3 posts • joined 26 Jan 2008
>If you use After Effects to render a movie less than 10 minutes it's ok
May I point out that Rolf is referring to the render time here, not the duration of the movie you're trying to render. Considering the fact that even a relatively straightforward 10 second sequence can take considerably longer than 10 minutes to render, it becomes apparent that the bug isn't as innocuous as Rolf is trying to suggest...
While it's true that only an idiot would perform major updates on a mission critical system midway through a project, it's perhaps only fair to point out that a lot of designers working in broadcast are on fairly short turnarounds, ie. 4 or 5 days. The downtime in between projects is often a convenient point to perform upgrades / housekeeping etc. without any immediate threat to your work flow. When a bug like this pops up (coupled with the fact that Apple have made it such a convoluted process to roll-back system components) it can rapidly turn a drama into a crises. I understand the concept that to assume an upgrade is going to work correctly from the get go is a dangerous assumption to make, but if we take this to it's logical conclusion we'd all still be running Egg on QuickTime 1.

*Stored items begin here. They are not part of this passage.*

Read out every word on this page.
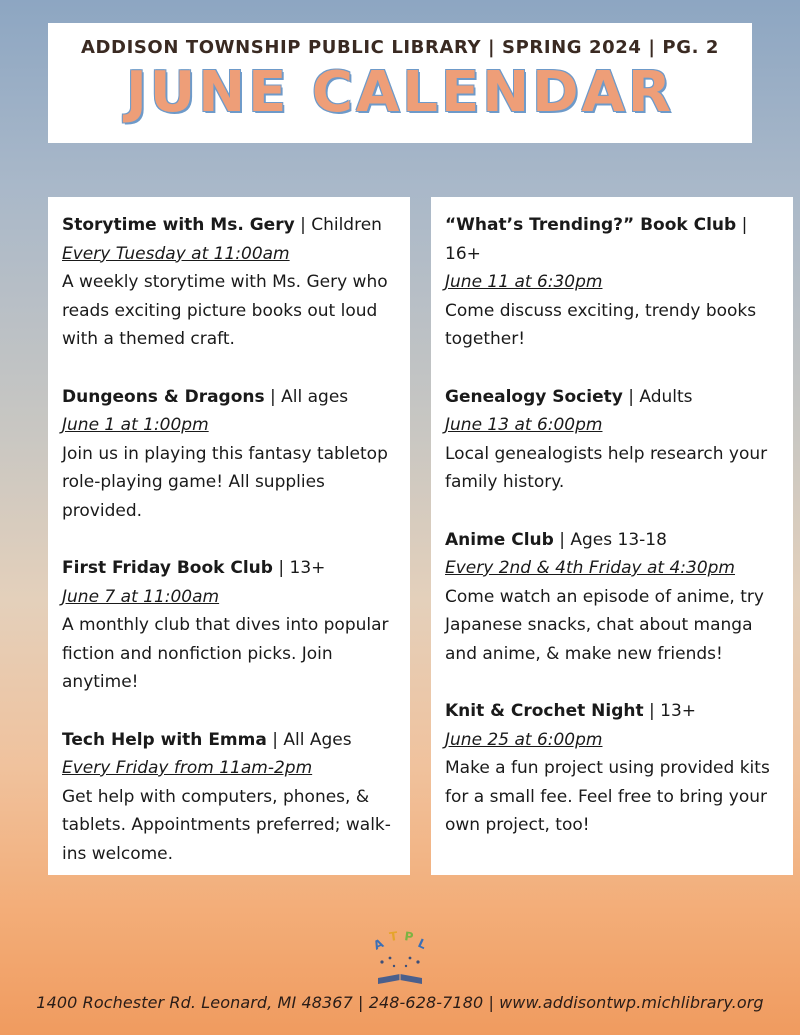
ADDISON TOWNSHIP PUBLIC LIBRARY | SPRING 2024 | PG. 2
JUNE CALENDAR
Storytime with Ms. Gery | Children
Every Tuesday at 11:00am
A weekly storytime with Ms. Gery who reads exciting picture books out loud with a themed craft.
Dungeons & Dragons | All ages
June 1 at 1:00pm
Join us in playing this fantasy tabletop role-playing game! All supplies provided.
First Friday Book Club | 13+
June 7 at 11:00am
A monthly club that dives into popular fiction and nonfiction picks. Join anytime!
Tech Help with Emma | All Ages
Every Friday from 11am-2pm
Get help with computers, phones, & tablets. Appointments preferred; walk-ins welcome.
“What’s Trending?” Book Club | 16+
June 11 at 6:30pm
Come discuss exciting, trendy books together!
Genealogy Society | Adults
June 13 at 6:00pm
Local genealogists help research your family history.
Anime Club | Ages 13-18
Every 2nd & 4th Friday at 4:30pm
Come watch an episode of anime, try Japanese snacks, chat about manga and anime, & make new friends!
Knit & Crochet Night | 13+
June 25 at 6:00pm
Make a fun project using provided kits for a small fee. Feel free to bring your own project, too!
A T P L
1400 Rochester Rd. Leonard, MI 48367 | 248-628-7180 | www.addisontwp.michlibrary.org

Rather annoyingly (and I'm venting here) various fanbois have been cropping up on forums to suggest that a 'real professional' would be running a 'clone' system (their language, not mine) in order to check that updates perform as expected. Yeah, right. Like that's going to happen. We've all got the money to spend on an extra 8 Core Mac + licences for it to sit about being a 'clone'.
At some point someone's got to trust that the software vendors are doing their jobs correctly.

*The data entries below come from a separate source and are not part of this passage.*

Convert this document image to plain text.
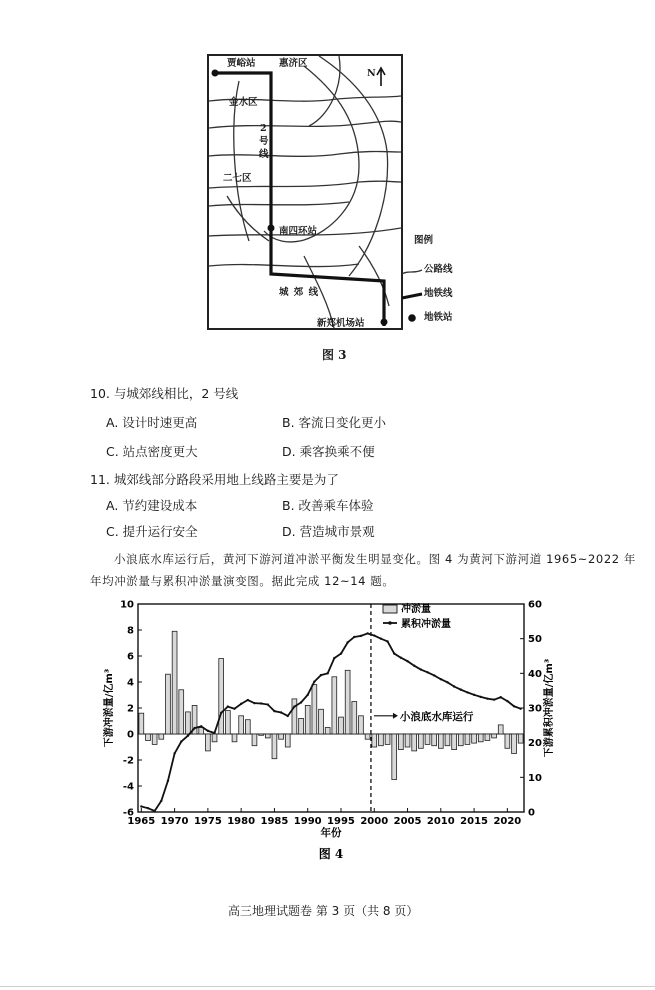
贾峪站 惠济区
N
金水区
2
号
线
二七区
南四环站
城 郊 线
新郑机场站
图例
公路线
地铁线
地铁站
图 3
10. 与城郊线相比，2 号线
A. 设计时速更高	B. 客流日变化更小
C. 站点密度更大	D. 乘客换乘不便
11. 城郊线部分路段采用地上线路主要是为了
A. 节约建设成本	B. 改善乘车体验
C. 提升运行安全	D. 营造城市景观
小浪底水库运行后，黄河下游河道冲淤平衡发生明显变化。图 4 为黄河下游河道 1965~2022 年
年均冲淤量与累积冲淤量演变图。据此完成 12~14 题。
-6
-4
-2
0
2
4
6
8
10
0
10
20
30
40
50
60
1965 1970 1975 1980 1985 1990 1995 2000 2005 2010 2015 2020
小浪底水库运行
冲淤量
累积冲淤量
年份
下游冲淤量/亿m³	下游累积冲淤量/亿m³
图 4
高三地理试题卷 第 3 页（共 8 页）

Interestingly enough, even now a visit to the QuickTime download page reveals no mention of the potential difficulties users may run into using the software. Indeed, a visit to the QuickTime support page describes the 7.4 update as "recommended for all QuickTime 7 users". Pah.
Yes, the error is exclusive to the QuickTime format.
My case specifically:
When attempting to render a QuickTime movie from After Effects I get the message "After Effects error: opening movie - you do not have permission to open this file (-54)"
As a workaround I need to write a cumbersome sequence of files (ie. PICT), before transferring these over to another workstation on the network which hasn’t had its version of QuickTime updated and then using that machine to translate the file sequence into a movie before playing out to tape...
When I have 12 x 30 second sequences to put to tape first thing in the morning this method adds no less than 1.5 hours to my work-flow.
What a waste of time...
In general I enjoy using Apple products, but this is pretty shoddy by anyone's standards. You've got to wonder what's going on when this kind of thing can happen so soon after the release of their Intel based Macs, which essentially forced Adobe CS2 users into a pricey CS3 upgrade which in turn became useless when Leopard was 'unleashed' (until Adobe eventually released a patch...)
Talk about disregard for the end user.
I’ve heard talk that this is an Adobe problem – even if it were, it still stinks that these 2 companies who rely on each others software to do business aren’t communicating in the way they should.